Introduction to the tidyverse
The tidyverse is a set of packages which attempts to make R more consistent and more similar to programming languages which were developed by computer scientists rather than statisticians.
You can think of it as a more modern version of R.
Base R or tidyverse?
“Base R” refers to the use of the standard R library. The expression is often used in contrast to the tidyverse.
There are a many things that you can do with either base R or the tidyverse. Because the syntaxes are quite different, it almost feels like using two different languages and people tend to favour one or the other.

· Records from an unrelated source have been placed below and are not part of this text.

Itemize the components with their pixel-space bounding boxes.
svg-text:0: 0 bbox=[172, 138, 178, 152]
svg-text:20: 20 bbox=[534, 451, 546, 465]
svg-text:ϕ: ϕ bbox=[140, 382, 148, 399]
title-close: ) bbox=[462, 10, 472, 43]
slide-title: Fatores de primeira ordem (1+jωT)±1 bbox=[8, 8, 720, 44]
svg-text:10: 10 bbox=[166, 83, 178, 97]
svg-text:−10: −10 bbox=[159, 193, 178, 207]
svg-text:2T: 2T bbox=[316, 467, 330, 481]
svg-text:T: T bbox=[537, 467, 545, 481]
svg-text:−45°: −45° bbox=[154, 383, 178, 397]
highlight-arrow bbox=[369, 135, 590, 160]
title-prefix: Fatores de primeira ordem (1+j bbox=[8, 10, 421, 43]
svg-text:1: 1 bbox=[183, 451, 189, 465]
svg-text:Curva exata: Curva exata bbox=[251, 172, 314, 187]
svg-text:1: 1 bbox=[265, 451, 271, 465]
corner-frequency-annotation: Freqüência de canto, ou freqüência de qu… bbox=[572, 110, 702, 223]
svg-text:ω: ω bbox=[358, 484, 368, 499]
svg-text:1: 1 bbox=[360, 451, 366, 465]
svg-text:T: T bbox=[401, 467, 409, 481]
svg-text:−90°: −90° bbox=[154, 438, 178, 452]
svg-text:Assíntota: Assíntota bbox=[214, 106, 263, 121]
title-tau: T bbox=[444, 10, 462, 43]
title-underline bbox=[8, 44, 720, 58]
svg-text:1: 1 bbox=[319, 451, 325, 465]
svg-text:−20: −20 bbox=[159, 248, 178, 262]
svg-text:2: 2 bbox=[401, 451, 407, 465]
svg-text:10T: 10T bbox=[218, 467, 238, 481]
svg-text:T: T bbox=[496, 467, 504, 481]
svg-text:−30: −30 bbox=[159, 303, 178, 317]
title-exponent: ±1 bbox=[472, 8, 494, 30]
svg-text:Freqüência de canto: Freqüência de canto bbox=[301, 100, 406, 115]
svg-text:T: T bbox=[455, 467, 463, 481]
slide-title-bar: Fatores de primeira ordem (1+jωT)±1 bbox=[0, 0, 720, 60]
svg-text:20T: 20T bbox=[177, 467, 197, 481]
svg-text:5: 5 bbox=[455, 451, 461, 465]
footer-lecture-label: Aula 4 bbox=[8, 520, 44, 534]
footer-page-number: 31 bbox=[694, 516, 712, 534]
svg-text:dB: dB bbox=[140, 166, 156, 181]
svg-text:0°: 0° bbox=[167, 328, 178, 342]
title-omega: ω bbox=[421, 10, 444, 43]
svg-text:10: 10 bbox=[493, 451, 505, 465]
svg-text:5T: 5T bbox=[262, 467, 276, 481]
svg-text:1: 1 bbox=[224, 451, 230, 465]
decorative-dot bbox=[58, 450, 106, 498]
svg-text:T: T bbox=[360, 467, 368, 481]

Which one you should use is really up to you.
Base R | Tidyverse |
---|---|
Preferred by old-schoolers | Increasingly becoming the norm with newer R users |
More stable | More consistent syntax and behaviour |
Doesn’t require installing and loading packages | More and more resources and documentation available |
In truth, even though the tidyverse has many detractors amongst old R users, it is increasingly becoming the norm.
A glimpse of the tidyverse
The best introduction to the tidyverse is probably the book R for Data Science by Hadley Wickham and Garrett Grolemund.
Posit (the company formerly known as RStudio Inc. behind the tidyverse) developed a series of useful cheatsheets. Below are links to the ones you are the most likely to use as you get started with R.
Data import
The first thing you often need to do is to import your data into R. This is done with readr
.
Data transformation
You then often need to transformation your data into the right format. This is done with the packages dplyr
and tidyr
.
Visualization
Visualization in the tidyverse is done with the ggplot2
package which we will explore in the next section.
Working with factors
The package forcats
offers the tidyverse approach to working with factors.
Working with strings
stringr
is for strings.
Working with dates
lubridate
will help you deal with dates.
Functional programming
Finally, purrr
is the tidyverse equivalent to the apply functions in base R: a way to run functions on functions.